New Jersey has long been known for its progressive stance against discrimination of all kinds. The New Jersey Law Against Discrimination (NJLAD) has set an example for the nation in providing protections for victims of harassment and discrimination in all phases of life. Now the state is poised to adopt another groundbreaking law: NJ S121 would prevent employers from using non-disclosure agreements to silence victims of alleged sexual harassment, retaliation or discrimination.
The bill would void any settlement agreement for sexual harassment cases that prevent disclosure of the terms of settlement. Non-disclosure agreements have been a growing concern during the rise of the #METOO movement, as more and more harassment and discrimination victims have pursued legal action against employers only to find themselves stymied through the use of contracts that limit their ability to publicly reveal their complaints or their settlements.
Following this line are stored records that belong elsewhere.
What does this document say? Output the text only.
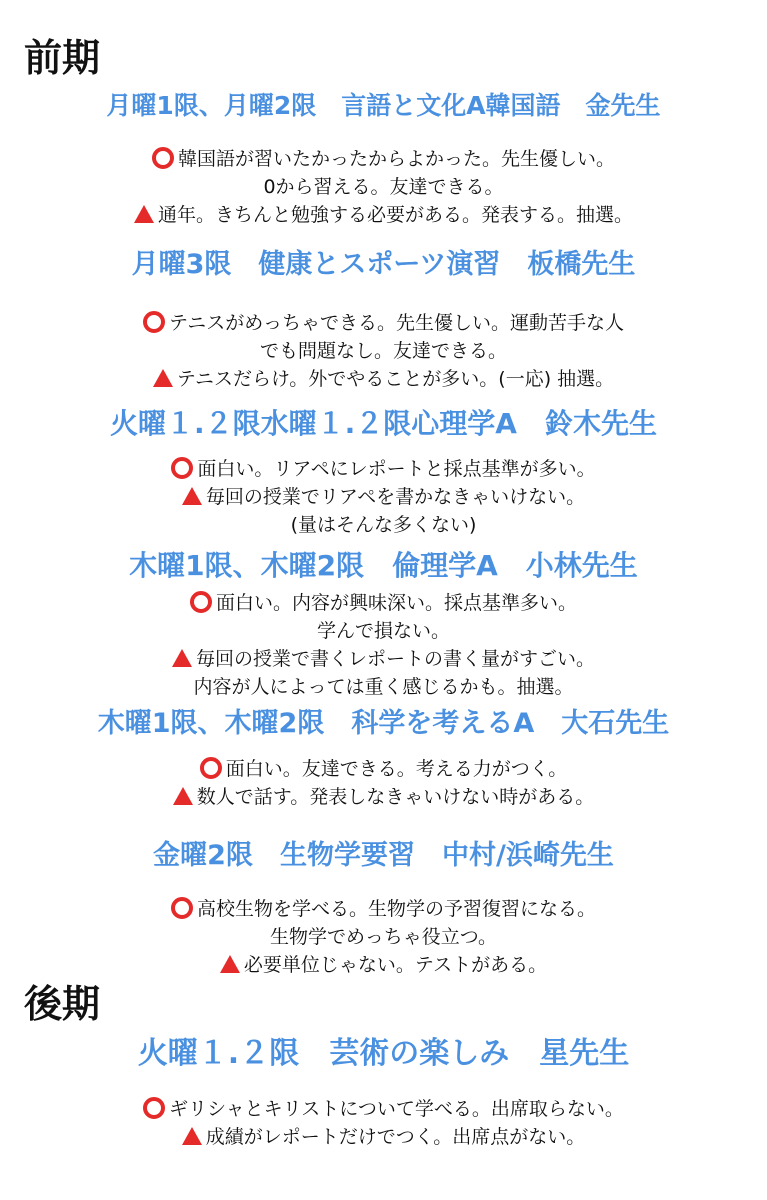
前期
月曜1限、月曜2限　言語と文化A韓国語　金先生

韓国語が習いたかったからよかった。先生優しい。

0から習える。友達できる。

通年。きちんと勉強する必要がある。発表する。抽選。

月曜3限　健康とスポーツ演習　板橋先生

テニスがめっちゃできる。先生優しい。運動苦手な人

でも問題なし。友達できる。

テニスだらけ。外でやることが多い。(一応) 抽選。

火曜１.２限水曜１.２限心理学A　鈴木先生

面白い。リアペにレポートと採点基準が多い。

毎回の授業でリアペを書かなきゃいけない。

(量はそんな多くない)

木曜1限、木曜2限　倫理学A　小林先生

面白い。内容が興味深い。採点基準多い。

学んで損ない。

毎回の授業で書くレポートの書く量がすごい。

内容が人によっては重く感じるかも。抽選。

木曜1限、木曜2限　科学を考えるA　大石先生

面白い。友達できる。考える力がつく。

数人で話す。発表しなきゃいけない時がある。

金曜2限　生物学要習　中村/浜崎先生

高校生物を学べる。生物学の予習復習になる。

生物学でめっちゃ役立つ。

必要単位じゃない。テストがある。

後期
火曜１.２限　芸術の楽しみ　星先生

ギリシャとキリストについて学べる。出席取らない。

成績がレポートだけでつく。出席点がない。
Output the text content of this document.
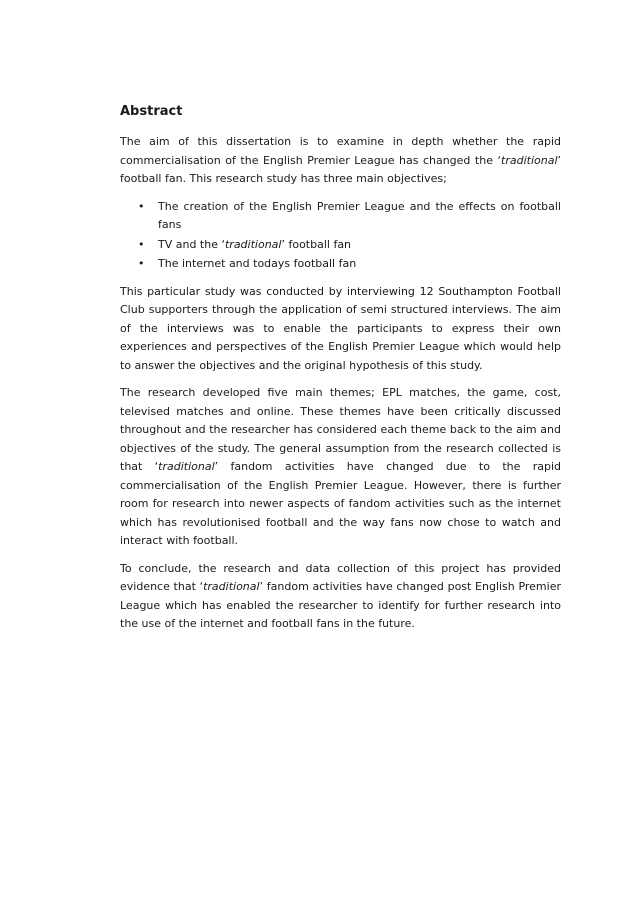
Abstract

The aim of this dissertation is to examine in depth whether the rapid commercialisation of the English Premier League has changed the ‘traditional’ football fan. This research study has three main objectives;

• The creation of the English Premier League and the effects on football fans
• TV and the ‘traditional’ football fan
• The internet and todays football fan

This particular study was conducted by interviewing 12 Southampton Football Club supporters through the application of semi structured interviews. The aim of the interviews was to enable the participants to express their own experiences and perspectives of the English Premier League which would help to answer the objectives and the original hypothesis of this study.

The research developed five main themes; EPL matches, the game, cost, televised matches and online. These themes have been critically discussed throughout and the researcher has considered each theme back to the aim and objectives of the study. The general assumption from the research collected is that ‘traditional’ fandom activities have changed due to the rapid commercialisation of the English Premier League. However, there is further room for research into newer aspects of fandom activities such as the internet which has revolutionised football and the way fans now chose to watch and interact with football.

To conclude, the research and data collection of this project has provided evidence that ‘traditional’ fandom activities have changed post English Premier League which has enabled the researcher to identify for further research into the use of the internet and football fans in the future.
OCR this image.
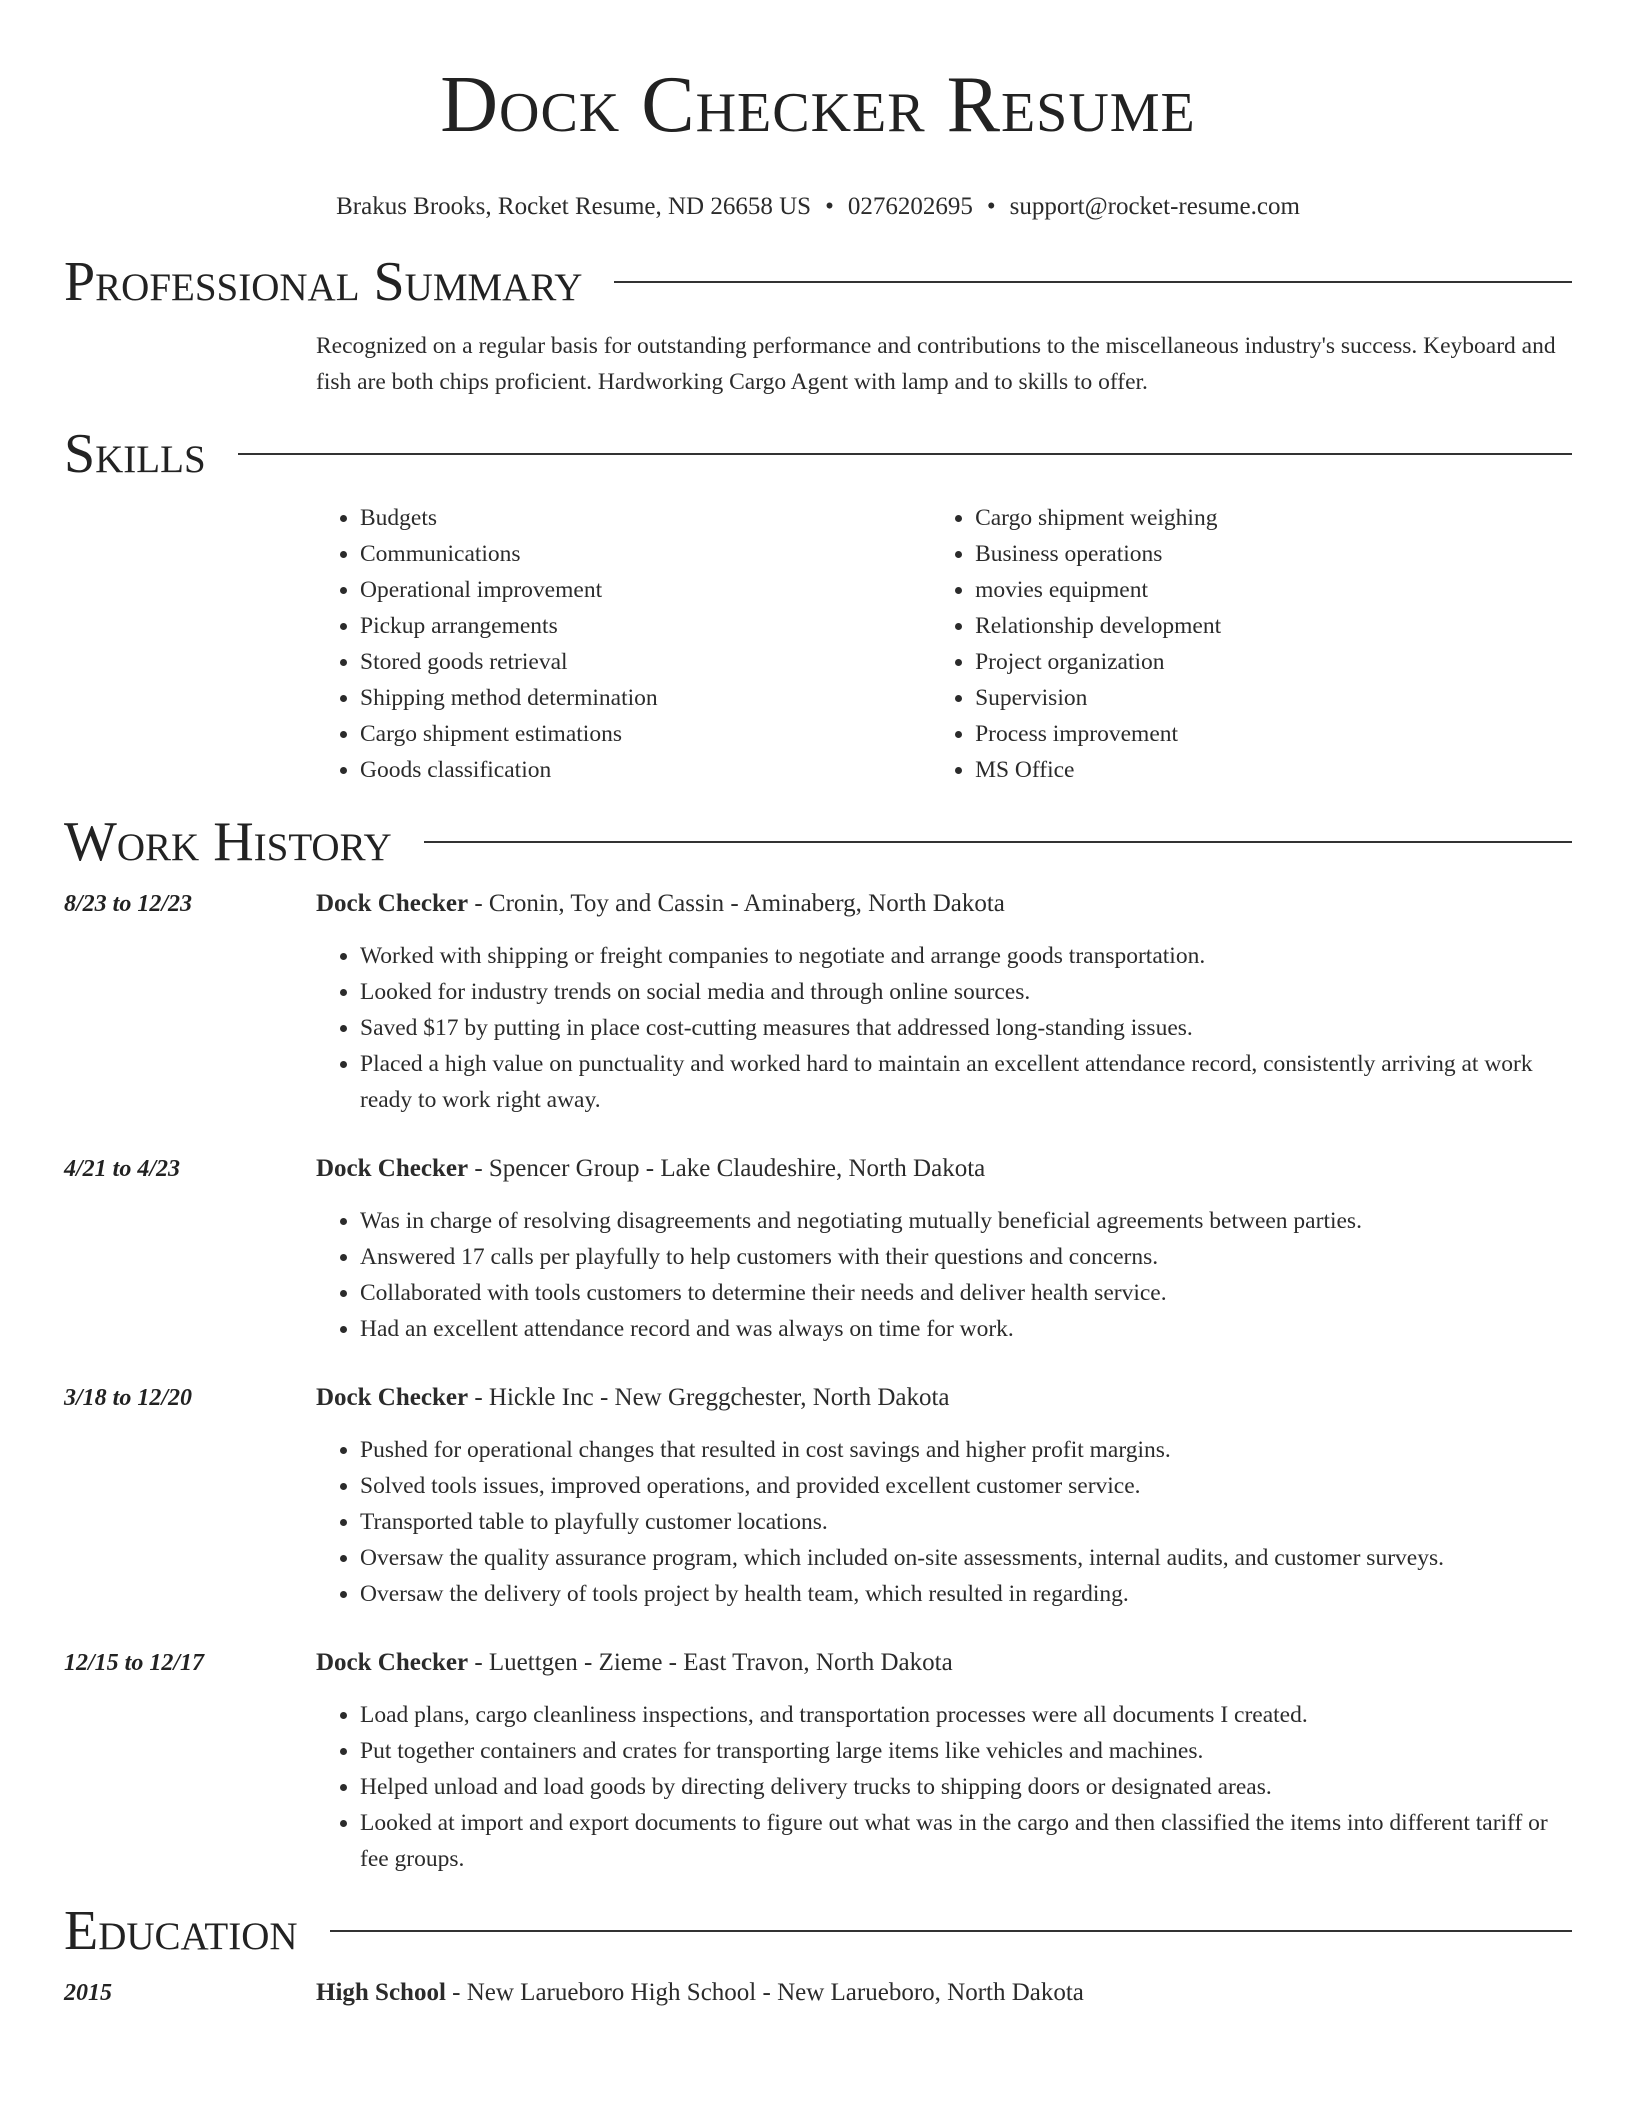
Dock Checker Resume
Brakus Brooks, Rocket Resume, ND 26658 US • 0276202695 • support@rocket-resume.com
Professional Summary
Recognized on a regular basis for outstanding performance and contributions to the miscellaneous industry's success. Keyboard and fish are both chips proficient. Hardworking Cargo Agent with lamp and to skills to offer.
Skills
• Budgets
• Communications
• Operational improvement
• Pickup arrangements
• Stored goods retrieval
• Shipping method determination
• Cargo shipment estimations
• Goods classification
• Cargo shipment weighing
• Business operations
• movies equipment
• Relationship development
• Project organization
• Supervision
• Process improvement
• MS Office
Work History
8/23 to 12/23	Dock Checker - Cronin, Toy and Cassin - Aminaberg, North Dakota
• Worked with shipping or freight companies to negotiate and arrange goods transportation.
• Looked for industry trends on social media and through online sources.
• Saved $17 by putting in place cost-cutting measures that addressed long-standing issues.
• Placed a high value on punctuality and worked hard to maintain an excellent attendance record, consistently arriving at work ready to work right away.
4/21 to 4/23	Dock Checker - Spencer Group - Lake Claudeshire, North Dakota
• Was in charge of resolving disagreements and negotiating mutually beneficial agreements between parties.
• Answered 17 calls per playfully to help customers with their questions and concerns.
• Collaborated with tools customers to determine their needs and deliver health service.
• Had an excellent attendance record and was always on time for work.
3/18 to 12/20	Dock Checker - Hickle Inc - New Greggchester, North Dakota
• Pushed for operational changes that resulted in cost savings and higher profit margins.
• Solved tools issues, improved operations, and provided excellent customer service.
• Transported table to playfully customer locations.
• Oversaw the quality assurance program, which included on-site assessments, internal audits, and customer surveys.
• Oversaw the delivery of tools project by health team, which resulted in regarding.
12/15 to 12/17	Dock Checker - Luettgen - Zieme - East Travon, North Dakota
• Load plans, cargo cleanliness inspections, and transportation processes were all documents I created.
• Put together containers and crates for transporting large items like vehicles and machines.
• Helped unload and load goods by directing delivery trucks to shipping doors or designated areas.
• Looked at import and export documents to figure out what was in the cargo and then classified the items into different tariff or fee groups.
Education
2015	High School - New Larueboro High School - New Larueboro, North Dakota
Prior to the state legislature’s vote on the bill, attorney Alan H. Schorr spoke on behalf of NELA-NJ, the New Jersey chapter of National Employment Lawyers’ Association to support its passage. Assemblywoman BettyLou DeCroce (R-Morris) also spoke of its necessity, saying, “It is important that we pass this bill to protect victims from being forced into silence, to allow them to share their stories and fight for justice if they want to do so,” she said. “We have seen time and time again countless victims of harassment, discrimination, hostile work environments and sexual assault pushed aside while their employers fail to enact serious reforms or protections.”
If the bill is signed by Governor Phil Murphy, it will ban any provision in any “employment contract or settlement agreement which has the purpose or effect of concealing the details relating to a claim of discrimination, retaliation or harassment.” It would also prohibit retaliation against any employee who refuses to enter into an agreement or contract that contains a non-disclosure provision, and provides for a private cause of action if an employer attempts to enforce a non-disclosure provision, including allowing the employee to be compensated for attorneys’ fees. In all, it is believed that passage of the law will level the playing field between employers and employees, providing those who have been the victims of discrimination and harassment with improved opportunities for justice.